Verso la metà degli anni duemila, e con uno straordinario intuito profetico, Mino Martinazzoli, l’ultimo segretario della Dc, disse che una delle differenze fondamentali tra la prima e la cosiddetta seconda repubblica era che “nella prima in politica c’erano i leader, mentre nella seconda ci sono solo più i capi”. Una frase straordinaria anche se quando Martinazzoli la pronunciò dovevano ancora arrivare al vertice dei rispettivi partiti Renzi, Salvini e Grillo.

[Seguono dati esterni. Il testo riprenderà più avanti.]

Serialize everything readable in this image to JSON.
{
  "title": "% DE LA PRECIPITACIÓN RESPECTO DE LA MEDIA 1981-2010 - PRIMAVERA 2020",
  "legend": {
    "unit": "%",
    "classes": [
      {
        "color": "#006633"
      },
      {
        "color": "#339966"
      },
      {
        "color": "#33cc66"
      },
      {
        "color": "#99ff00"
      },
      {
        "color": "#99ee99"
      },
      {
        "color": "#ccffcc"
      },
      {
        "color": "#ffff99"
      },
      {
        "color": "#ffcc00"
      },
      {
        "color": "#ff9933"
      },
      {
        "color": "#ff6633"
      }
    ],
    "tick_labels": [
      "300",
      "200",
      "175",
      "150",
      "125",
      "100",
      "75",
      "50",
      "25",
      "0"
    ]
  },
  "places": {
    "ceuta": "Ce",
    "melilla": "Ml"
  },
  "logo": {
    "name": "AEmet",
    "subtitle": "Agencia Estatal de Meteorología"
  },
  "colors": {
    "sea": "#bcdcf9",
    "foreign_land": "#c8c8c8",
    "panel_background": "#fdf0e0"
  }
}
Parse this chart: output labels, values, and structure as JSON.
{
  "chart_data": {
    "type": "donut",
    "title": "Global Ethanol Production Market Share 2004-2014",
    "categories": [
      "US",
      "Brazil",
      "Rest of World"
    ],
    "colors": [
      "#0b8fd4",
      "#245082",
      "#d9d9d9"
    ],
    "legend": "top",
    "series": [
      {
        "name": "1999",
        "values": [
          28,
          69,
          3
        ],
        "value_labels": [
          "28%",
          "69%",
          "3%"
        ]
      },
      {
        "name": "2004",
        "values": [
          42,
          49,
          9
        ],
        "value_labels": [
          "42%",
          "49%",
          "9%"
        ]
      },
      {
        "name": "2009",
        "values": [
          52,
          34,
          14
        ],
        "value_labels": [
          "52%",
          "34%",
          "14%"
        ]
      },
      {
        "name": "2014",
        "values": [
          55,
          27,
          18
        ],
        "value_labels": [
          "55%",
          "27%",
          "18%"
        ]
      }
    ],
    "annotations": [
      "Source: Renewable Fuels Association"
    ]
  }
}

Ora, pur senza indulgere troppo sul quel richiamo, è indubbio che proprio nella differenza tra i “leader” e i “capi” risiede una diversità cruciale tra una politica che è anche pensiero, elaborazione, rappresentanza e collegialità e una politica fatta di selvaggia personalizzazione, di cortigianeria, di fedeltà e di mediocrità della classe dirigente. E, del resto, è proprio quello che registriamo quotidianamente. Cioè, una politica fatta, gestita, promossa e propagandata dal “capo” e accompagnata dalla grancassa mediatica di tutti i cortigiani che ripetono pedissequamente, e anche un po’ noiosamente, il verbo del “capo”. E quando spunta qualche dissenso, individuale, o peggio ancora organizzato, l’invito è quello di abbandonare gentilmente la nave e scendere il prima possibile. Del resto, nei “partiti personali” funziona così. Chi dissente tolga il disturbo, chi resta esalti il più possibile il “capo”. Dopodiché chi esalta di più e meglio degli altri sarà premiato, appunto, dal “capo” con le candidature, i posti di governo e di sottogoverno e via discorrendo. È la prassi, normale, del “partito personale”.

Tutto un altro registro, invece, quando c’erano i “leader”. Lì, innanzitutto è indispensabile possedere una forte e spiccata autorevolezza politica e culturale nel guidare una grande organizzazione politica. In secondo luogo il riconoscimento del pluralismo è insito e strettamente connaturato al profilo di quel partito. E, soprattutto, la collegialità decisionale e la democrazia interna sono rigorosamente rispettati. Così a livello nazionale e così a locale, come ovvio.

Ma allora sorge una semplice domanda: dobbiamo rassegnarci ai “partiti personali”, cioè alla cultura del “capo” oppure sarà ancora possibile tornare ai “partiti plurali” dove c’erano i leader e dove la politica non si riduceva agli ordini da eseguire? La risposta, come ovvio, non arriva per decreto ma solo e soltanto attraverso la politica e la sua capacità, nei rispettivi partiti, di saper invertire la rotta e di promuovere una prassi politica che sappia riscoprire la democrazia interna, che esalti e valorizzi i talenti liberi, che riconosca il pluralismo e le culture politiche e che, in ultimo, non riduca i soggetti politici previsti dalla nostra Costituzione ad essere dei meri comitati elettorali con l’unica finalità di propagandare il verbo del capo. Tutto ciò è possibile. È solo una questione di volontà politica.